Taxonomy
The 6-layer classification framework
Every resolution packet is classified across six orthogonal layers. The agent must get each one right. Partial credit comes from consistency and rubric checks, but the primary signal is exact match against ground truth.
Issue Type
The primary classification of what went wrong: pricing mismatch, metering discrepancy, outage, maintenance exclusion, customer-caused failure, degraded performance, or ambiguous case.
Root Cause
What specifically caused the issue: a misconfigured pricing tier, a telemetry gap, a maintenance window overlap, a customer misconfiguration, etc.
Customer Impact
The financial, operational, or contractual impact on the customer: overbilling, underbilling, service degradation, missed SLA, or no material impact.
Contractual Applicability
Whether a credit, refund, SLA adjustment, or no action is contractually warranted based on the terms and evidence.
Owner
Which team should own the resolution: finance, RevOps, engineering, shared ownership, or escalation to legal.
Next Action
The concrete next step: issue credit, adjust configuration, escalate, schedule review, or close with no action.
Scoring
Deterministic composite scoring
Exact Match
Each taxonomy field is compared against ground truth. All-or-nothing per field: the agent gets credit only for exact matches.
Consistency
Cross-field logical checks: does the owner match the issue type? Does the action match the contractual finding? Catches plausible but internally contradictory outputs.
Rubric
Structured rubric checks on the notes: are they bounded, factual, and non-hallucinated? Do they avoid overstepping into billing logic or legal interpretation?
Example
How a case flows through the eval
Messy Input
A customer reports being overcharged. The CRM shows a recent tier upgrade, billing shows the old rate, usage telemetry shows consumption above the old tier limit, and the contract has a 30-day pricing lock clause.

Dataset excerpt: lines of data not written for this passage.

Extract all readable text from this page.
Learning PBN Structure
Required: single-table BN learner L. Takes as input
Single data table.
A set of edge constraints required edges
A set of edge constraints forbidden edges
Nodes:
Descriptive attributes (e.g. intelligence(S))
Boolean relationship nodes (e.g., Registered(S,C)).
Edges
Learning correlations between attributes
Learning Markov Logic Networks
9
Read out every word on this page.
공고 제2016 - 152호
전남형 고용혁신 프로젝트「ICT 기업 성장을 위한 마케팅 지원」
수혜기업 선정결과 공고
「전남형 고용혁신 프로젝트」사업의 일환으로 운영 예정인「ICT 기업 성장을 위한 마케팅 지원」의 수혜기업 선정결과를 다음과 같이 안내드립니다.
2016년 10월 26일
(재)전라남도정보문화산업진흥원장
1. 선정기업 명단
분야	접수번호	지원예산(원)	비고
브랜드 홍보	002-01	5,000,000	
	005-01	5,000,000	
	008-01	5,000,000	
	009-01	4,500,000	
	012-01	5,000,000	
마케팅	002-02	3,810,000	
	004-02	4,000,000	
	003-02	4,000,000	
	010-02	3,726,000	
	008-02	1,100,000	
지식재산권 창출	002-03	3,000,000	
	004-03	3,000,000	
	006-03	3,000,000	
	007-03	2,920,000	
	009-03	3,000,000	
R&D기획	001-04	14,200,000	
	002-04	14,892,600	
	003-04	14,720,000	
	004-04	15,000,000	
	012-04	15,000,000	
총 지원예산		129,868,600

What the Agent Should Notice
The pricing config was updated in the CRM but not propagated to billing. The 30-day lock clause means the customer should have been billed at the old rate for the remaining lock period. The overcharge is real but partial, only the delta above the locked rate.
Correct Output
Scoring
5/5 exact matches (70% weight) + all consistency checks pass (20% weight) + notes are bounded and factual (10% weight) = 100% composite.